Оттого ни купцом мне, ни пайщиком

не бывать – улыбаясь сквозь сон,

коротать свои дни шифровальщиком,

долгим плакальщиком и скупцом.

И с нетрезвою музой, затурканной

побирушкою, боже ты мой,

сошлифовывать влажною шкуркою

заусеницы речи родной…

«…я там был; перед сном, погружаясь в сладкий…»

…я там был; перед сном, погружаясь в сладкий

белоглазый сумрак, чувствовал руку чью-то

на своей руке, и душа моя без оглядки

уносилась ввысь, на минуту, на две минуты —

я там был; но в отличие от Мохаммада

или Данта – ягод другого поля, —

не запомнил ни парадиза, ни даже ада,

только рваный свет и нелёгкое чувство воли.

А потом шестикрылая испарялась сила,

умирала речь, запутавшись в гласных кратких,

и мерещились вещи вроде холста и мыла,

вроде ржи и льна, перегноя, дубовой кадки

с дождевой водой. Пахнет розой, грозою. Чудо.

Помнишь, как отдалённый гром, надрываясь, глохнет,

словно силится выжить? Сказал бы тебе, откуда

мы идём и куда – но боюсь, что язык отсохнет.

«Стояло утро – день седьмой. Дремали юноша и дева…»

Стояло утро – день седьмой. Дремали юноша и дева,

и не казались им тюрьмой сады просторного Эдема.

Воздушный океан кипел – а между Тигром и Евфратом

цвёл папоротник, зяблик пел, и был бутоном каждый атом,

и в тёмных водах бытия была волна – гласят скрижали, —

гепард, ягнёнок и змея на берегу одном лежали.

Времён распавшаяся связь! Закрыть глаза в неясной рани,

и снова, маясь и двоясь, как бы на стереоэкране —

летит фазан, бежит олень, коровы рыжие пасутся,

и вдохновенье – только тень бессмертия и безрассудства…

Играй же, марево зари, и в тёмных ветках, плод кровавый,

гори – так было – не хитри, не мудрствуй,

ангел мой лукавый,

стоящий соляным столпом спиною к солнцу молодому,

где огнь струится из руин благословенного Содома.

«О знал бы я, оболтус юный, что классик прав, что дело дрянь…»

О знал бы я, оболтус юный, что классик прав, что дело дрянь,

что страсть Камен с враждой Фортуны – одно и то же,

что и впрямь

до оторопи, до икоты доводят, до большой беды

литературные заботы и вдохновенные труды!
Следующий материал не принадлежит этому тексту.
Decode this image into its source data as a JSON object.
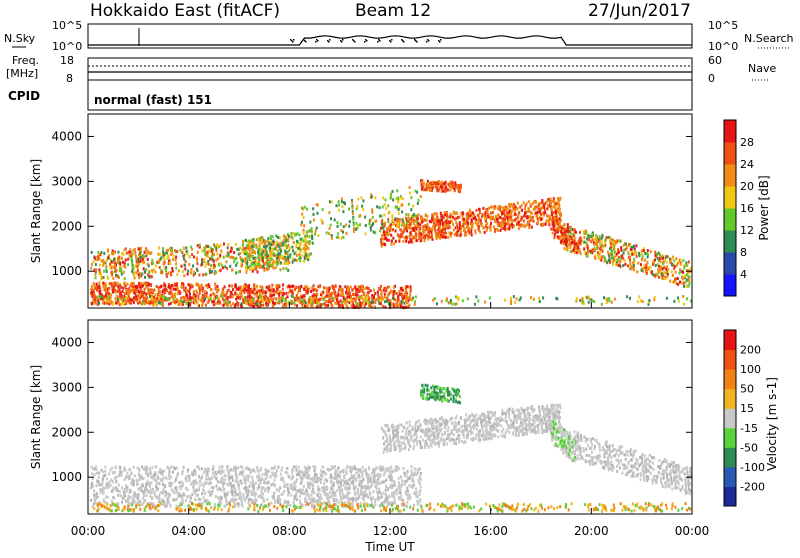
{
  "header": {
    "station": "Hokkaido East (fitACF)",
    "beam": "Beam 12",
    "date": "27/Jun/2017"
  },
  "noise_panel": {
    "left_label": "N.Sky",
    "right_label": "N.Search",
    "left_ticks": [
      "10^5",
      "10^0"
    ],
    "right_ticks": [
      "10^5",
      "10^0"
    ]
  },
  "freq_panel": {
    "left_label_line1": "Freq.",
    "left_label_line2": "[MHz]",
    "right_label": "Nave",
    "left_ticks": [
      "18",
      "8"
    ],
    "right_ticks": [
      "60",
      "0"
    ]
  },
  "cpid": {
    "label": "CPID",
    "value": "normal (fast) 151"
  },
  "chart_data": [
    {
      "type": "heatmap",
      "title": "",
      "ylabel": "Slant Range [km]",
      "xlabel": "",
      "ylim": [
        180,
        4500
      ],
      "yticks": [
        "1000",
        "2000",
        "3000",
        "4000"
      ],
      "colorbar_label": "Power [dB]",
      "colorbar_ticks": [
        "4",
        "8",
        "12",
        "16",
        "20",
        "24",
        "28"
      ],
      "colorbar_colors": [
        "#1414ff",
        "#2a4aa8",
        "#2e8b57",
        "#64c82d",
        "#f0c814",
        "#f08c14",
        "#f05014",
        "#e61414"
      ]
    },
    {
      "type": "heatmap",
      "title": "",
      "ylabel": "Slant Range [km]",
      "xlabel": "Time UT",
      "ylim": [
        180,
        4500
      ],
      "xticks": [
        "00:00",
        "04:00",
        "08:00",
        "12:00",
        "16:00",
        "20:00",
        "00:00"
      ],
      "yticks": [
        "1000",
        "2000",
        "3000",
        "4000"
      ],
      "colorbar_label": "Velocity [m s-1]",
      "colorbar_ticks": [
        "200",
        "100",
        "50",
        "15",
        "-15",
        "-50",
        "-100",
        "-200"
      ],
      "colorbar_colors": [
        "#1a2a9a",
        "#2a5ab0",
        "#2e8b57",
        "#5ad23c",
        "#c8c8c8",
        "#f0b41e",
        "#f08214",
        "#f05014",
        "#e61414"
      ]
    }
  ]
}
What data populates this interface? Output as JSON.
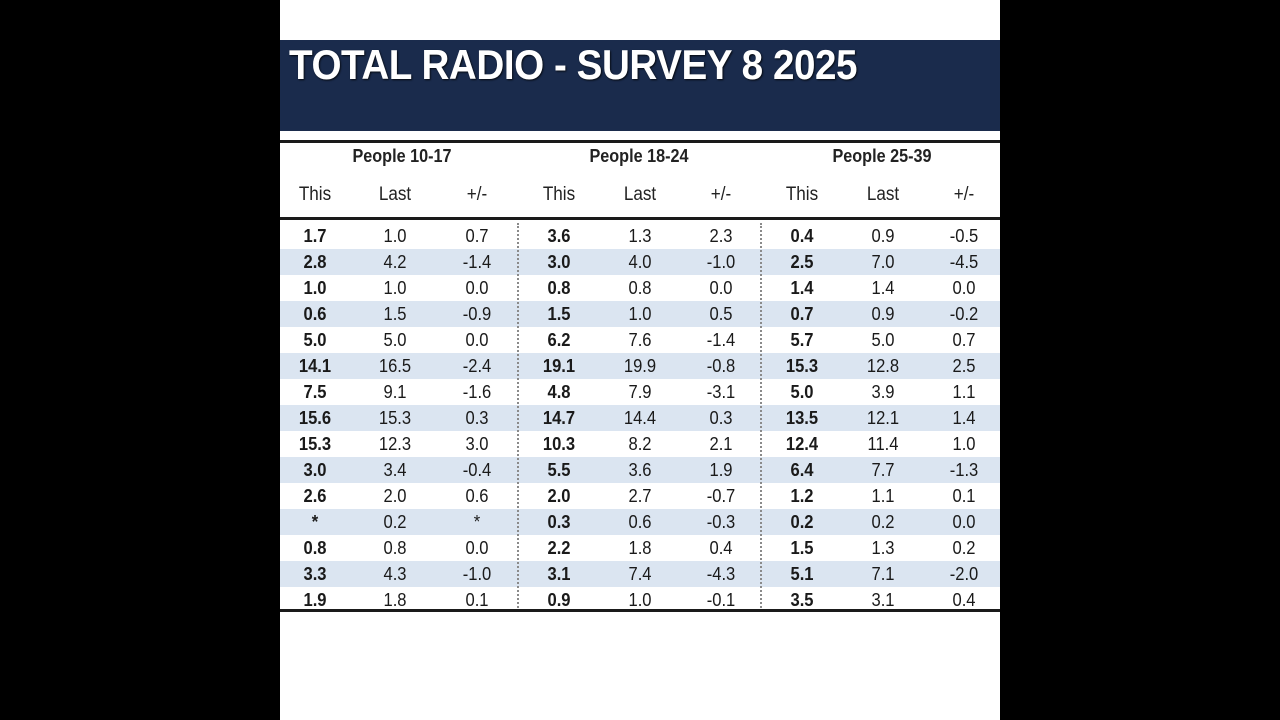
{
  "title": "TOTAL RADIO - SURVEY 8 2025",
  "groups": [
    {
      "label": "People 10-17",
      "cols": [
        "This",
        "Last",
        "+/-"
      ]
    },
    {
      "label": "People 18-24",
      "cols": [
        "This",
        "Last",
        "+/-"
      ]
    },
    {
      "label": "People 25-39",
      "cols": [
        "This",
        "Last",
        "+/-"
      ]
    }
  ],
  "rows": [
    [
      "1.7",
      "1.0",
      "0.7",
      "3.6",
      "1.3",
      "2.3",
      "0.4",
      "0.9",
      "-0.5"
    ],
    [
      "2.8",
      "4.2",
      "-1.4",
      "3.0",
      "4.0",
      "-1.0",
      "2.5",
      "7.0",
      "-4.5"
    ],
    [
      "1.0",
      "1.0",
      "0.0",
      "0.8",
      "0.8",
      "0.0",
      "1.4",
      "1.4",
      "0.0"
    ],
    [
      "0.6",
      "1.5",
      "-0.9",
      "1.5",
      "1.0",
      "0.5",
      "0.7",
      "0.9",
      "-0.2"
    ],
    [
      "5.0",
      "5.0",
      "0.0",
      "6.2",
      "7.6",
      "-1.4",
      "5.7",
      "5.0",
      "0.7"
    ],
    [
      "14.1",
      "16.5",
      "-2.4",
      "19.1",
      "19.9",
      "-0.8",
      "15.3",
      "12.8",
      "2.5"
    ],
    [
      "7.5",
      "9.1",
      "-1.6",
      "4.8",
      "7.9",
      "-3.1",
      "5.0",
      "3.9",
      "1.1"
    ],
    [
      "15.6",
      "15.3",
      "0.3",
      "14.7",
      "14.4",
      "0.3",
      "13.5",
      "12.1",
      "1.4"
    ],
    [
      "15.3",
      "12.3",
      "3.0",
      "10.3",
      "8.2",
      "2.1",
      "12.4",
      "11.4",
      "1.0"
    ],
    [
      "3.0",
      "3.4",
      "-0.4",
      "5.5",
      "3.6",
      "1.9",
      "6.4",
      "7.7",
      "-1.3"
    ],
    [
      "2.6",
      "2.0",
      "0.6",
      "2.0",
      "2.7",
      "-0.7",
      "1.2",
      "1.1",
      "0.1"
    ],
    [
      "*",
      "0.2",
      "*",
      "0.3",
      "0.6",
      "-0.3",
      "0.2",
      "0.2",
      "0.0"
    ],
    [
      "0.8",
      "0.8",
      "0.0",
      "2.2",
      "1.8",
      "0.4",
      "1.5",
      "1.3",
      "0.2"
    ],
    [
      "3.3",
      "4.3",
      "-1.0",
      "3.1",
      "7.4",
      "-4.3",
      "5.1",
      "7.1",
      "-2.0"
    ],
    [
      "1.9",
      "1.8",
      "0.1",
      "0.9",
      "1.0",
      "-0.1",
      "3.5",
      "3.1",
      "0.4"
    ]
  ]
}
И всё ж, став записным пиитом, я по-иному подхожу

к старинным истинам избитым, поскольку ясно и ежу —

пусть твой блокнот в слезах обильных, в следах

простительных обид —

но если выключат рубильник и чёрный вестник вострубит,

в глухую канут пустоту шофёр, скупец, меняла, странник

и ты, высоких муз избранник, с монеткой медною во рту —

вот равноправие, оно, как пуля или нож под ребра,

не конституцией дано, а неким промыслом недобрым —

а может быть, и добрым – тот, кто при пиковом интересе

остался, вскоре отойдёт от детской гордости и спеси,

уроки временных времён уча на собственном примере, —

и медленно приходит он к неуловимой третьей вере,

вращаясь в радужных мирах, где лунный свет над головою,

и плачет, превращаясь в прах, как всё живое, всё живое.

«Аукнешься – и возвратится звук с небесных круч…»

Аукнешься – и возвратится звук с небесных круч,

где в облаках янтарных

свет заключён, как звездчатый паук. Червонный вечер.

В маленьких пекарнях

лопатой вынимают из печи насущный хлеб, и слышен

голос вышний —

ты оскорблён? смирись и промолчи, не искушая

мирозданья лишней

слезой – ты знаешь, высохнет слеза, умолкнет океан,

костёр остынет,

и обглодает дикая коза куст Моисея в утренней пустыне.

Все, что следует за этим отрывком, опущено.